Bob Maddox divided the sixth portion into four groups and handed them, one by one, to Moose Shargin, to deposit in the different suitcases.
Briggs watched with gleaming eyes. He was slowly calculating amounts. Eighty thousand dollars in each heap — twenty thousand from the dead man’s share — one hundred thousand dollars for each underling, and one hundred and eighty thousand for the Chief!
The suitcases were closed now. But one thought was in each mind — the getaway. Hiram Mallory motioned to the trapdoor. Bob Maddox placed his hand upon it. The old man turned out the flashlight as a precaution.
“Wait a minute,” exclaimed Moose Shargin, in a greedy tone. “Let’s look around some more — those corners—”

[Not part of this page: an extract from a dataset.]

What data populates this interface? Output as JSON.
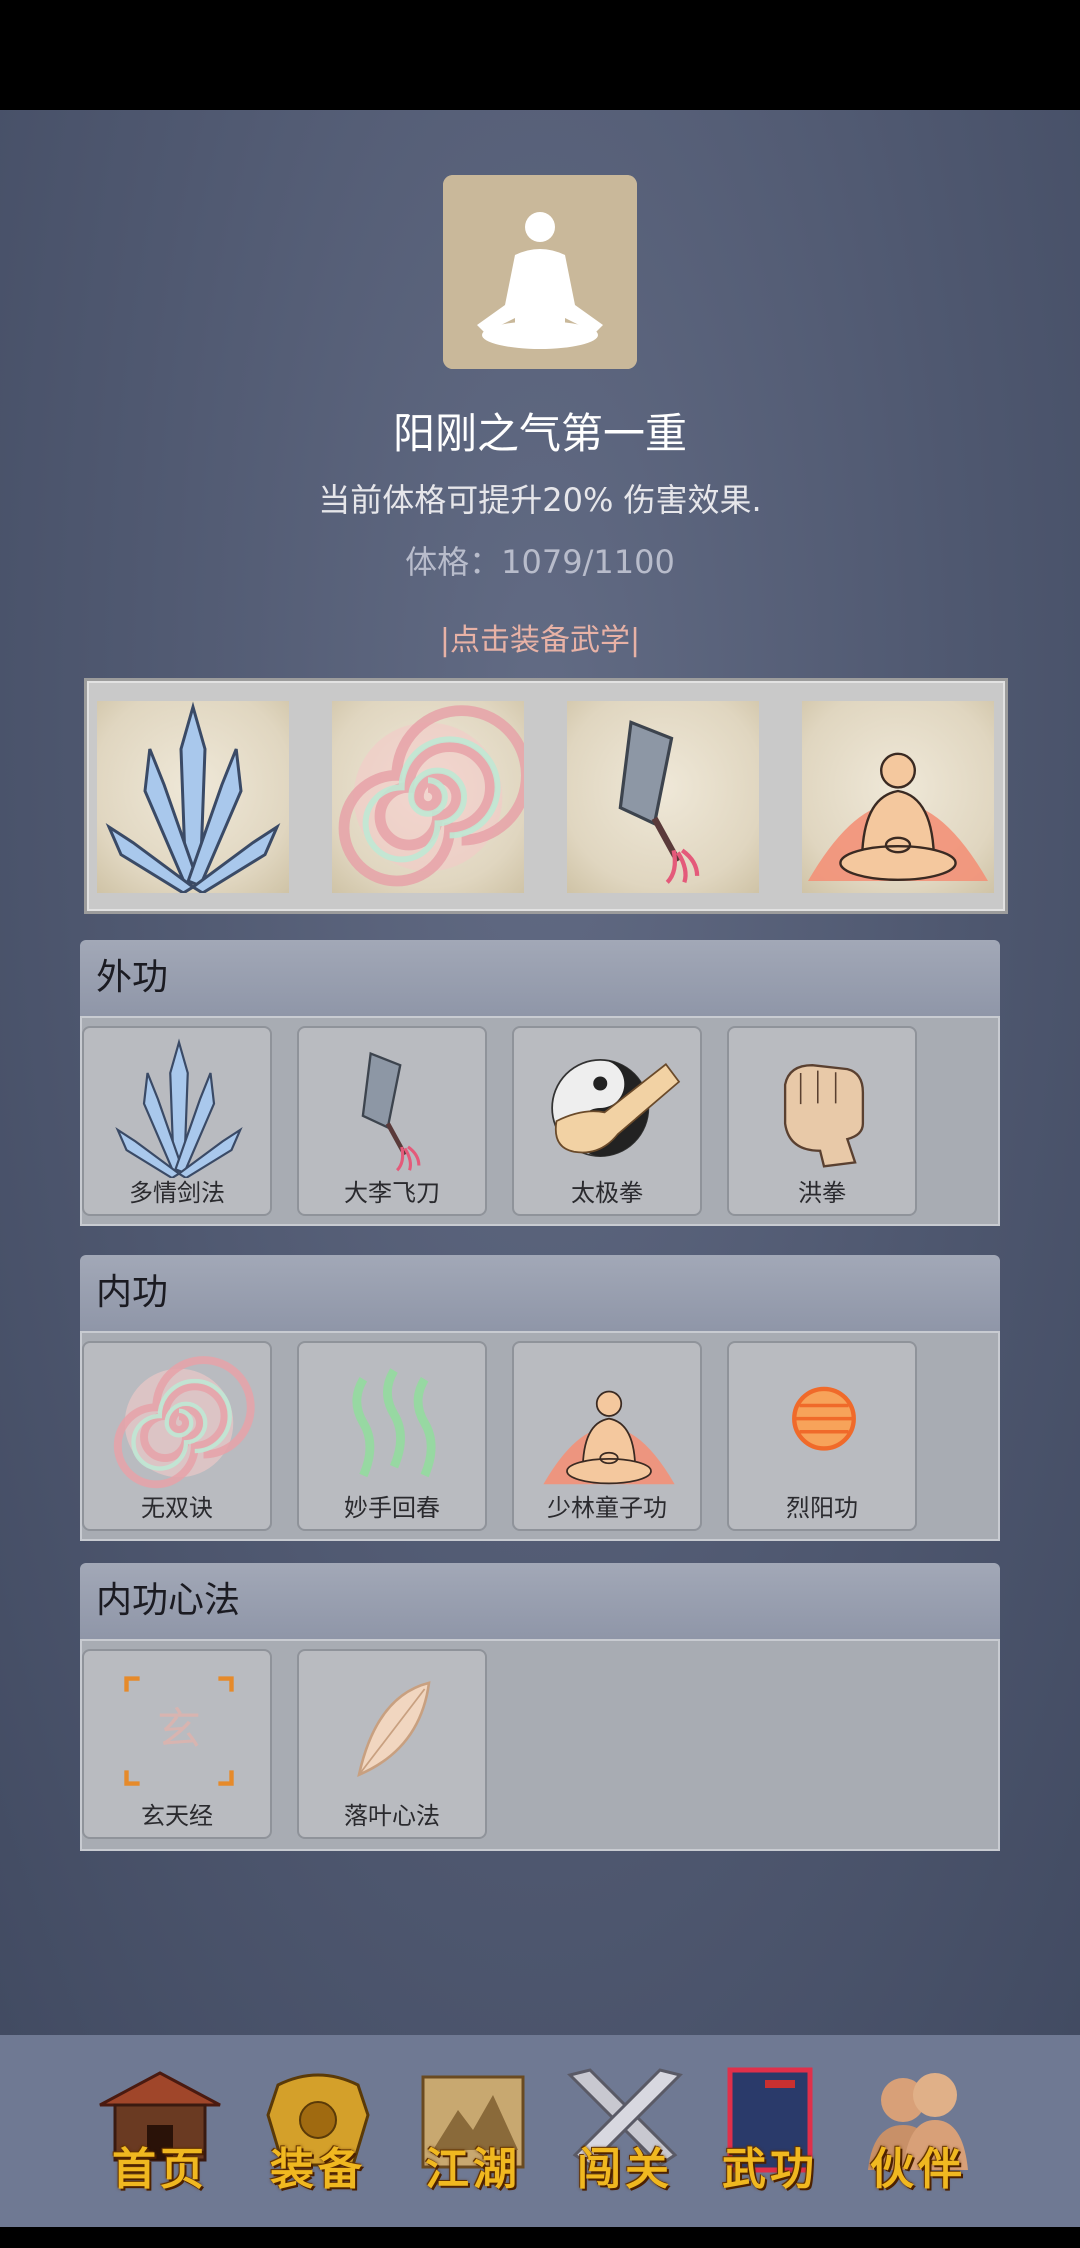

Before he could complete his statement, a ray of light swept into the room. The four men were blinded by the glare of a powerful electric torch. They held their positions as though petrified.
Instinctively, their hands rose above their heads. The light shone from a corner. In the fringe of its illumination, they could see that the tiny nook had been opened like a door.
They could not see the man behind the light; but a low, weird chuckle reached their ears — a chuckle that became a mirthless laugh which brought shudders to their quaking bodies.
“The Shadow!” gasped Hiram Mallory.
“You fools!” came a sinister voice. “Fools, to think that you could elude me! You thought that I did not know what you had learned — instead, I was waiting for you to find out what I already knew!
“The paper which you thought was a code, I recognized as a map the same night I saw it. I traced this building and found this place. How? By looking up at the building and observing this very spot — a windowless space.